The NIH, located in Bethesda, on the outskirts of Washington, DC, was the venue last week for a two-day workshop that brought together experts from the US government, academic research, healthcare organizations and industry. Their agenda was President Obama’s precision medicine initiative, first mentioned in his State of the Union address on January 30. The plan is to accelerate the development of treatments that have been tailored to individual patients and it will require the recruitment of at least one million volunteers in a long-term study of genetics, health and the environment.
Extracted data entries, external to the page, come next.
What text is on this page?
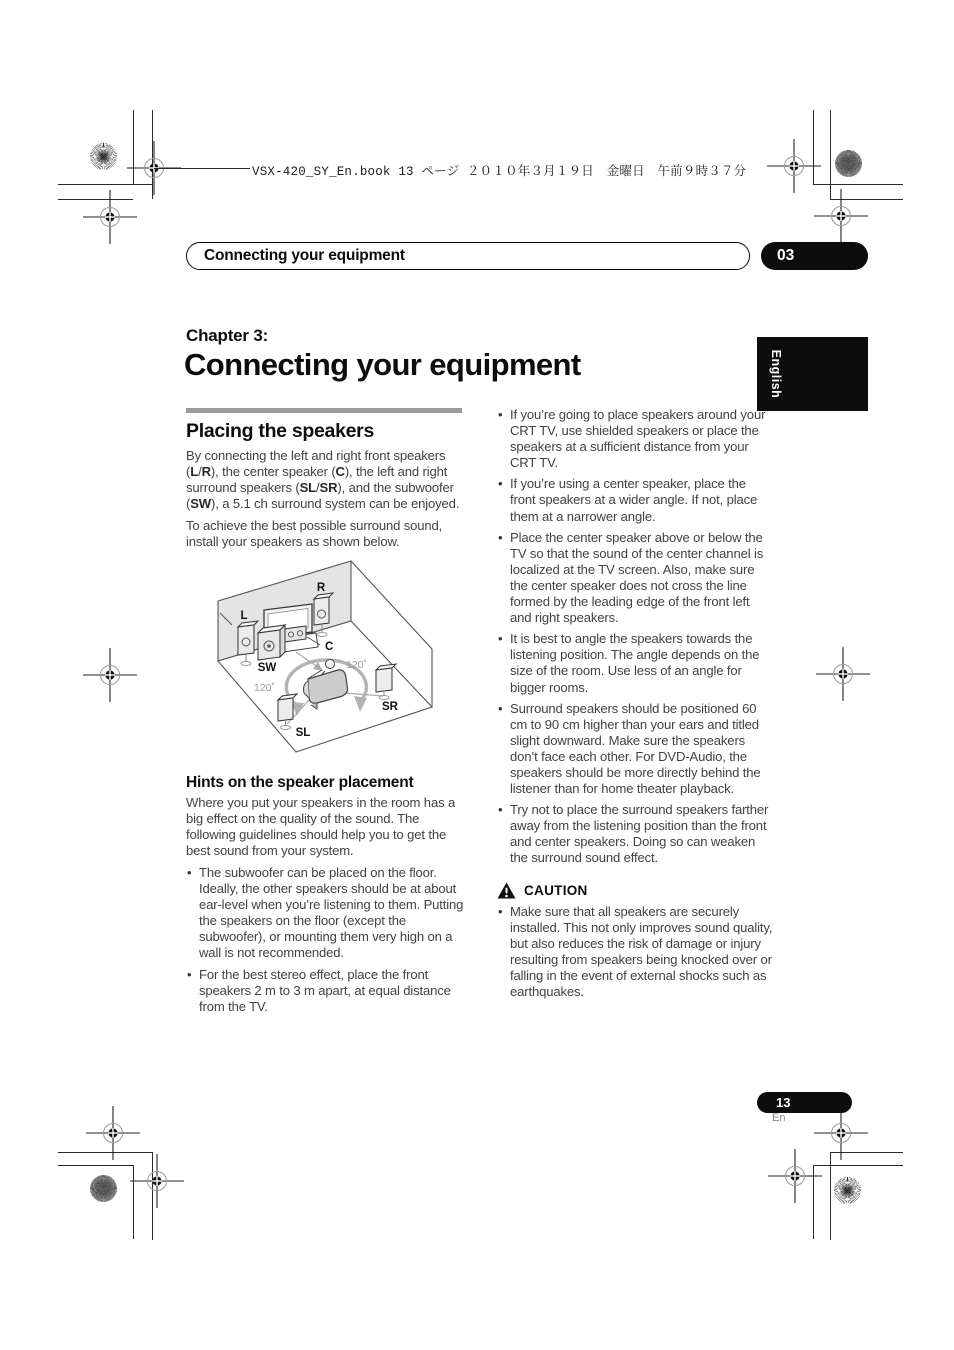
VSX-420_SY_En.book 13 ページ ２０１０年３月１９日　金曜日　午前９時３７分
Connecting your equipment	03
English
Chapter 3:
Connecting your equipment
Placing the speakers

By connecting the left and right front speakers (L/R), the center speaker (C), the left and right surround speakers (SL/SR), and the subwoofer (SW), a 5.1 ch surround system can be enjoyed.

To achieve the best possible surround sound, install your speakers as shown below.

L
R
C
SW
SL
SR
120˚
120˚
Hints on the speaker placement

Where you put your speakers in the room has a big effect on the quality of the sound. The following guidelines should help you to get the best sound from your system.

• The subwoofer can be placed on the floor. Ideally, the other speakers should be at about ear-level when you’re listening to them. Putting the speakers on the floor (except the subwoofer), or mounting them very high on a wall is not recommended.
• For the best stereo effect, place the front speakers 2 m to 3 m apart, at equal distance from the TV.
• If you’re going to place speakers around your CRT TV, use shielded speakers or place the speakers at a sufficient distance from your CRT TV.
• If you’re using a center speaker, place the front speakers at a wider angle. If not, place them at a narrower angle.
• Place the center speaker above or below the TV so that the sound of the center channel is localized at the TV screen. Also, make sure the center speaker does not cross the line formed by the leading edge of the front left and right speakers.
• It is best to angle the speakers towards the listening position. The angle depends on the size of the room. Use less of an angle for bigger rooms.
• Surround speakers should be positioned 60 cm to 90 cm higher than your ears and titled slight downward. Make sure the speakers don’t face each other. For DVD-Audio, the speakers should be more directly behind the listener than for home theater playback.
• Try not to place the surround speakers farther away from the listening position than the front and center speakers. Doing so can weaken the surround sound effect.
CAUTION
• Make sure that all speakers are securely installed. This not only improves sound quality, but also reduces the risk of damage or injury resulting from speakers being knocked over or falling in the event of external shocks such as earthquakes.
13
En
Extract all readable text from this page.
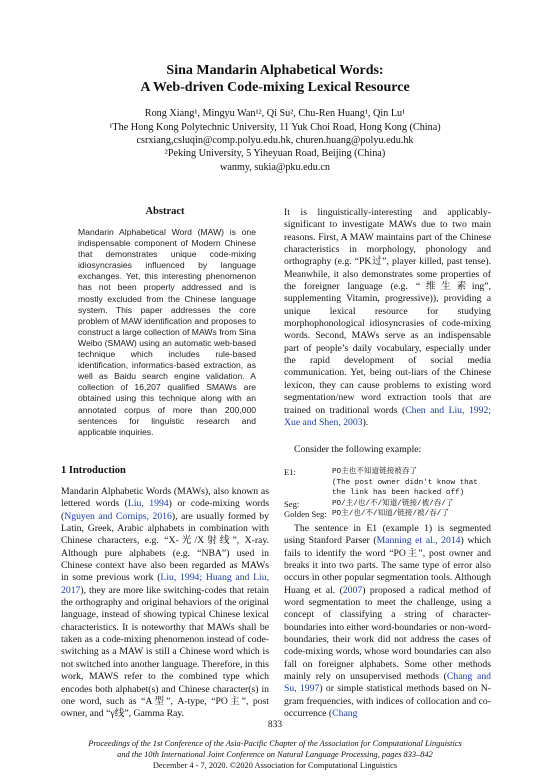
Sina Mandarin Alphabetical Words:
A Web-driven Code-mixing Lexical Resource
Rong Xiang¹, Mingyu Wan¹², Qi Su², Chu-Ren Huang¹, Qin Lu¹
¹The Hong Kong Polytechnic University, 11 Yuk Choi Road, Hong Kong (China)
csrxiang,csluqin@comp.polyu.edu.hk, churen.huang@polyu.edu.hk
²Peking University, 5 Yiheyuan Road, Beijing (China)
wanmy, sukia@pku.edu.cn
Abstract
Mandarin Alphabetical Word (MAW) is one indispensable component of Modern Chinese that demonstrates unique code-mixing idiosyncrasies influenced by language exchanges. Yet, this interesting phenomenon has not been properly addressed and is mostly excluded from the Chinese language system. This paper addresses the core problem of MAW identification and proposes to construct a large collection of MAWs from Sina Weibo (SMAW) using an automatic web-based technique which includes rule-based identification, informatics-based extraction, as well as Baidu search engine validation. A collection of 16,207 qualified SMAWs are obtained using this technique along with an annotated corpus of more than 200,000 sentences for linguistic research and applicable inquiries.
1 Introduction
Mandarin Alphabetic Words (MAWs), also known as lettered words (Liu, 1994) or code-mixing words (Nguyen and Cornips, 2016), are usually formed by Latin, Greek, Arabic alphabets in combination with Chinese characters, e.g. “X-光/X射线”, X-ray. Although pure alphabets (e.g. “NBA”) used in Chinese context have also been regarded as MAWs in some previous work (Liu, 1994; Huang and Liu, 2017), they are more like switching-codes that retain the orthography and original behaviors of the original language, instead of showing typical Chinese lexical characteristics. It is noteworthy that MAWs shall be taken as a code-mixing phenomenon instead of code-switching as a MAW is still a Chinese word which is not switched into another language. Therefore, in this work, MAWS refer to the combined type which encodes both alphabet(s) and Chinese character(s) in one word, such as “A型”, A-type, “PO主”, post owner, and “γ线”, Gamma Ray.
It is linguistically-interesting and applicably-significant to investigate MAWs due to two main reasons. First, A MAW maintains part of the Chinese characteristics in morphology, phonology and orthography (e.g. “PK过”, player killed, past tense). Meanwhile, it also demonstrates some properties of the foreigner language (e.g. “维生素ing”, supplementing Vitamin, progressive)), providing a unique lexical resource for studying morphophonological idiosyncrasies of code-mixing words. Second, MAWs serve as an indispensable part of people’s daily vocabulary, especially under the rapid development of social media communication. Yet, being out-liars of the Chinese lexicon, they can cause problems to existing word segmentation/new word extraction tools that are trained on traditional words (Chen and Liu, 1992; Xue and Shen, 2003).
Consider the following example:
E1:	PO主也不知道链接被吞了
(The post owner didn't know that
the link has been hacked off)
Seg:	PO/主/也/不/知道/链接/被/吞/了
Golden Seg: PO主/也/不/知道/链接/被/吞/了
The sentence in E1 (example 1) is segmented using Stanford Parser (Manning et al., 2014) which fails to identify the word “PO主”, post owner and breaks it into two parts. The same type of error also occurs in other popular segmentation tools. Although Huang et al. (2007) proposed a radical method of word segmentation to meet the challenge, using a concept of classifying a string of character-boundaries into either word-boundaries or non-word-boundaries, their work did not address the cases of code-mixing words, whose word boundaries can also fall on foreigner alphabets. Some other methods mainly rely on unsupervised methods (Chang and Su, 1997) or simple statistical methods based on N-gram frequencies, with indices of collocation and co-occurrence (Chang
833
Proceedings of the 1st Conference of the Asia-Pacific Chapter of the Association for Computational Linguistics
and the 10th International Joint Conference on Natural Language Processing, pages 833–842
December 4 - 7, 2020. ©2020 Association for Computational Linguistics
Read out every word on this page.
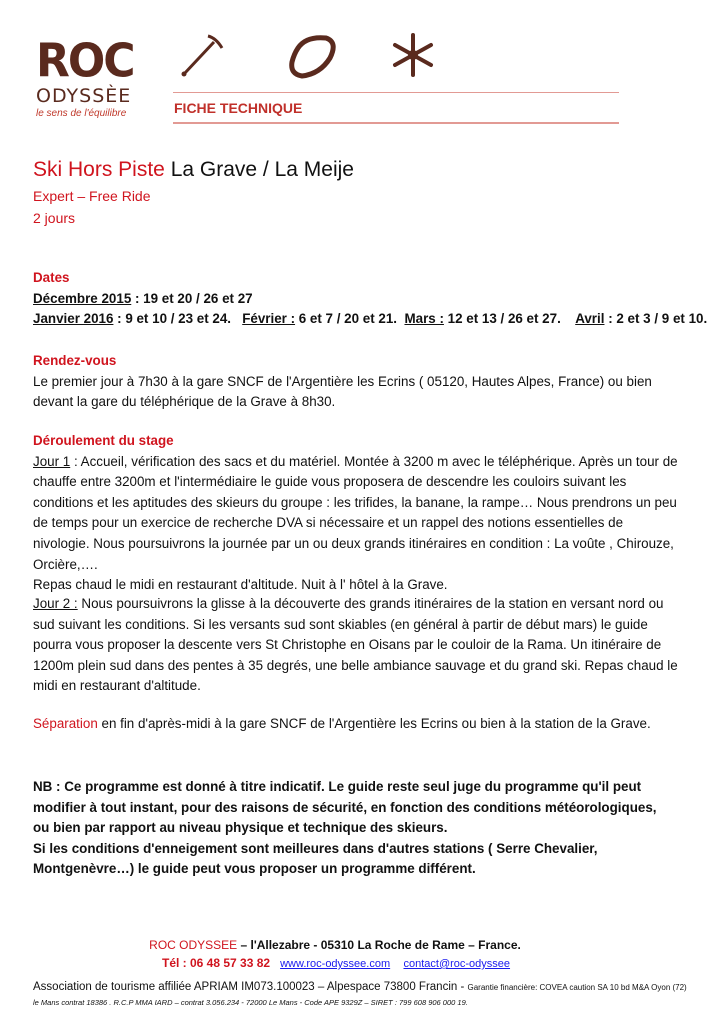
ROC
ODYSSÈE
le sens de l'équilibre	FICHE TECHNIQUE
Ski Hors Piste La Grave / La Meije
Expert – Free Ride
2 jours

Dates

Décembre 2015 : 19 et 20 / 26 et 27

Janvier 2016 : 9 et 10 / 23 et 24.   Février : 6 et 7 / 20 et 21.  Mars : 12 et 13 / 26 et 27.    Avril : 2 et 3 / 9 et 10.

Rendez-vous

Le premier jour à 7h30 à la gare SNCF de l'Argentière les Ecrins ( 05120, Hautes Alpes, France) ou bien devant la gare du téléphérique de la Grave à 8h30.

Déroulement du stage

Jour 1 : Accueil, vérification des sacs et du matériel. Montée à 3200 m avec le téléphérique. Après un tour de chauffe entre 3200m et l'intermédiaire le guide vous proposera de descendre les couloirs suivant les conditions et les aptitudes des skieurs du groupe : les trifides, la banane, la rampe… Nous prendrons un peu de temps pour un exercice de recherche DVA si nécessaire et un rappel des notions essentielles de nivologie. Nous poursuivrons la journée par un ou deux grands itinéraires en condition : La voûte , Chirouze, Orcière,….

Repas chaud le midi en restaurant d'altitude. Nuit à l' hôtel à la Grave.

Jour 2 : Nous poursuivrons la glisse à la découverte des grands itinéraires de la station en versant nord ou sud suivant les conditions. Si les versants sud sont skiables (en général à partir de début mars) le guide pourra vous proposer la descente vers St Christophe en Oisans par le couloir de la Rama. Un itinéraire de 1200m plein sud dans des pentes à 35 degrés, une belle ambiance sauvage et du grand ski. Repas chaud le midi en restaurant d'altitude.

Séparation en fin d'après-midi à la gare SNCF de l'Argentière les Ecrins ou bien à la station de la Grave.

NB : Ce programme est donné à titre indicatif. Le guide reste seul juge du programme qu'il peut modifier à tout instant, pour des raisons de sécurité, en fonction des conditions météorologiques, ou bien par rapport au niveau physique et technique des skieurs.

Si les conditions d'enneigement sont meilleures dans d'autres stations ( Serre Chevalier, Montgenèvre…) le guide peut vous proposer un programme différent.

ROC ODYSSEE – l'Allezabre - 05310 La Roche de Rame – France.
Tél : 06 48 57 33 82 www.roc-odyssee.com contact@roc-odyssee
Association de tourisme affiliée APRIAM IM073.100023 – Alpespace 73800 Francin - Garantie financière: COVEA caution SA 10 bd M&A Oyon (72)
le Mans contrat 18386 . R.C.P MMA IARD – contrat 3.056.234 - 72000 Le Mans - Code APE 9329Z – SIRET : 799 608 906 000 19.
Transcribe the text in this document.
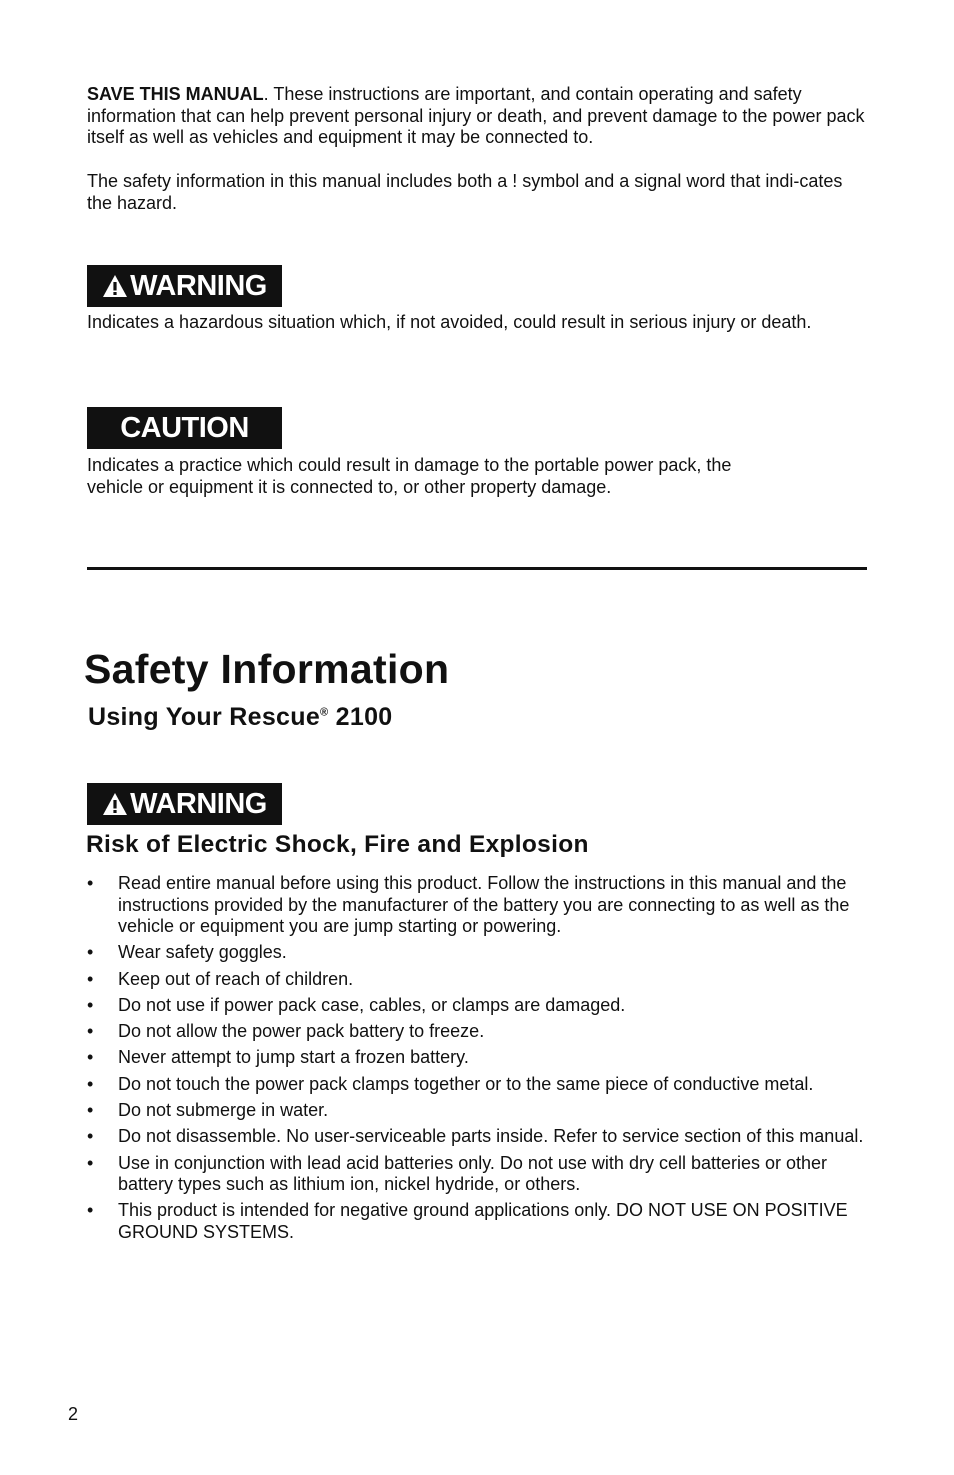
SAVE THIS MANUAL. These instructions are important, and contain operating and safety information that can help prevent personal injury or death, and prevent damage to the power pack itself as well as vehicles and equipment it may be connected to.
The safety information in this manual includes both a ! symbol and a signal word that indi-cates the hazard.
WARNING
Indicates a hazardous situation which, if not avoided, could result in serious injury or death.
CAUTION
Indicates a practice which could result in damage to the portable power pack, the vehicle or equipment it is connected to, or other property damage.
Safety Information
Using Your Rescue® 2100
WARNING
Risk of Electric Shock, Fire and Explosion
• Read entire manual before using this product. Follow the instructions in this manual and the instructions provided by the manufacturer of the battery you are connecting to as well as the vehicle or equipment you are jump starting or powering.
• Wear safety goggles.
• Keep out of reach of children.
• Do not use if power pack case, cables, or clamps are damaged.
• Do not allow the power pack battery to freeze.
• Never attempt to jump start a frozen battery.
• Do not touch the power pack clamps together or to the same piece of conductive metal.
• Do not submerge in water.
• Do not disassemble. No user-serviceable parts inside. Refer to service section of this manual.
• Use in conjunction with lead acid batteries only. Do not use with dry cell batteries or other battery types such as lithium ion, nickel hydride, or others.
• This product is intended for negative ground applications only. DO NOT USE ON POSITIVE GROUND SYSTEMS.
2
Writing in today’s edition of ScienceJocelyn Kaiser reports on one of the ideas floated at the workshop: “Convince a million Americans to wear smart watches that beam their blood pressure, steps walked, and other health information to a central database every hour of every day.” In fact, this was a gross simplification of a daunting prospect, the design of a project that could end up costing a billion dollars and lasting a decade or more.

The study is the brainchild of NIH director Francis Collins, who first suggested the idea in 2004 when he was head of the Genome Institute. Back then such a project would have been prohibitively expensive, but in the past ten years there have been dramatic changes: the cost of sequencing a human genome has plummeted from $22 million to just $1,000; the sequencing time has been reduced from 2 years to less than a day; the number of smart phones has increased from 1 to 160 million; use of electronic health records has increased from 20% to over 90%; and computing power has increased by a factor of 16.

While our grant application to the NIH has far more modest goals than the megastudy anticipated by Collins, we count ourselves fortunate to have the opportunity to compete for US federal funds.